26 sierpnia, czyli zaledwie dwa dni po obchodach ukraińskiego święta niepodległości Ołeksandr Usyk zawalczy z Danielem Dubois we Wrocławiu. To drugi raz w historii, gdy walka o mistrzostwo świata w kategorii ciężkiej odbędzie się w naszym kraju.

W czwartek mistrz świata federacji WBA, WBO i IBF przyjechał samochodem do Warszawy wprost z Kijowa, by rozmawiać o szczegółach wydarzenia. Jeszcze przed spotkaniem z dziennikarzami pokazywał nagrane przez siebie filmy, na których było widać jak rakiety systemu Patriot zestrzeliwują bomby lecące w stronę stolicy Ukrainy.

Choć Ukrainiec miał lepsze finansowo oferty z innych krajów, to zdecydował, by galę zorganizować właśnie we Wrocławiu. - To pierwszy raz, gdy widzę takie podejście do negocjacji. Na razie tak naprawdę w ogóle nie rozmawiamy o pieniądzach. Chodzi o zorganizowanie kilkudniowego wydarzenia, w którym będą mogli wziąć udział także inni bokserzy z Ukrainy. Jesteśmy w trakcie dopracowywania formuły - mówił promotor Andrzej Wasilewski, który miałby być zaangażowany w organizację wydarzenia.

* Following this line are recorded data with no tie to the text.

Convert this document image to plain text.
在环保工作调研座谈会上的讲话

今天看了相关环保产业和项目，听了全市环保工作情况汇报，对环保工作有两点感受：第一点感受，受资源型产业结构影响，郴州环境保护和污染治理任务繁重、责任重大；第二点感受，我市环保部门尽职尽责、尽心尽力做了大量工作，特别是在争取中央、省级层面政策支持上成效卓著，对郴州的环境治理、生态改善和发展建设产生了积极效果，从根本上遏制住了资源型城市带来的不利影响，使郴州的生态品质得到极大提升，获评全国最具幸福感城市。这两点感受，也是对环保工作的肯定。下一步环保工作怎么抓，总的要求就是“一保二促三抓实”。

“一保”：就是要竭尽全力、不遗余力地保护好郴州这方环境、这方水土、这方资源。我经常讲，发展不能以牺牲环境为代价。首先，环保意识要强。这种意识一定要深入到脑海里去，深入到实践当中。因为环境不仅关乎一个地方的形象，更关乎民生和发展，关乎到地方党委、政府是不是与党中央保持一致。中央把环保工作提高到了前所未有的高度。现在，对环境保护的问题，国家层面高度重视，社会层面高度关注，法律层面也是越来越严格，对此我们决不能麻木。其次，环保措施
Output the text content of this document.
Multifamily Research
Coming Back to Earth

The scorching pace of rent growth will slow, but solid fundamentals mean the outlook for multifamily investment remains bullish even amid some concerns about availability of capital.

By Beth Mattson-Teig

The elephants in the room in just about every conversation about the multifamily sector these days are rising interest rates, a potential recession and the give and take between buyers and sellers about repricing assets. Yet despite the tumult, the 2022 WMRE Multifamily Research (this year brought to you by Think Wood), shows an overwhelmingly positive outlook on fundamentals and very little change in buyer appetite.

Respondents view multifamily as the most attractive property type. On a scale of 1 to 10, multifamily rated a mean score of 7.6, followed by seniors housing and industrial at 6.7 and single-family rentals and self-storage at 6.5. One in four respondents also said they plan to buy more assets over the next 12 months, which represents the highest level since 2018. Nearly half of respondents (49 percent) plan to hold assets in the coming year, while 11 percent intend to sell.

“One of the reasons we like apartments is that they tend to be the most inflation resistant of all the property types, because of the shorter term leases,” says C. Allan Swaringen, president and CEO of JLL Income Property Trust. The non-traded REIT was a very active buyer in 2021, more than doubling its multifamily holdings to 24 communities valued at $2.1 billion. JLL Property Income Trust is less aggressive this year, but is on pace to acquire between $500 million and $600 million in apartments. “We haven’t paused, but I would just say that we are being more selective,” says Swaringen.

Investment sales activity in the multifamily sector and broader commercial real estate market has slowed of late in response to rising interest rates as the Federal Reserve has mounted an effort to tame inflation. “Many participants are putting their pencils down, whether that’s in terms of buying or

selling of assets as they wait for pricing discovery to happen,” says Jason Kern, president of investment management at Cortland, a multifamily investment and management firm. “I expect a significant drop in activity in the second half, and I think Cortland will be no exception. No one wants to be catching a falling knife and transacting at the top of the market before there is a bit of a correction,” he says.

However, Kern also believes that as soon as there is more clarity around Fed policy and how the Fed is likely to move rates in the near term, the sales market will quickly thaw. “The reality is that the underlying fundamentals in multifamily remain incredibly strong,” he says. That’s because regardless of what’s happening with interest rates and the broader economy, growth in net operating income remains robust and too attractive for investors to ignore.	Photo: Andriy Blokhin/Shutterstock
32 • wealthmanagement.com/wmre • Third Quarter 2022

- Andrzej Wasilewski był pierwszą osobą, która zadzwoniła do mnie w dzień wybuchu wojny. Nie dzwonił jednak spytać, jak się czuję, tylko od razu zaangażował mnie do pracy przy pomocy humanitarnej dla Ukrainy. Poinformował, że za chwilę w stronę Kijowa ruszają pociągi z pomocą. Do dziś mam to w pamięci - dodaje menedżer Usyka, Aleksandr Krasiuk.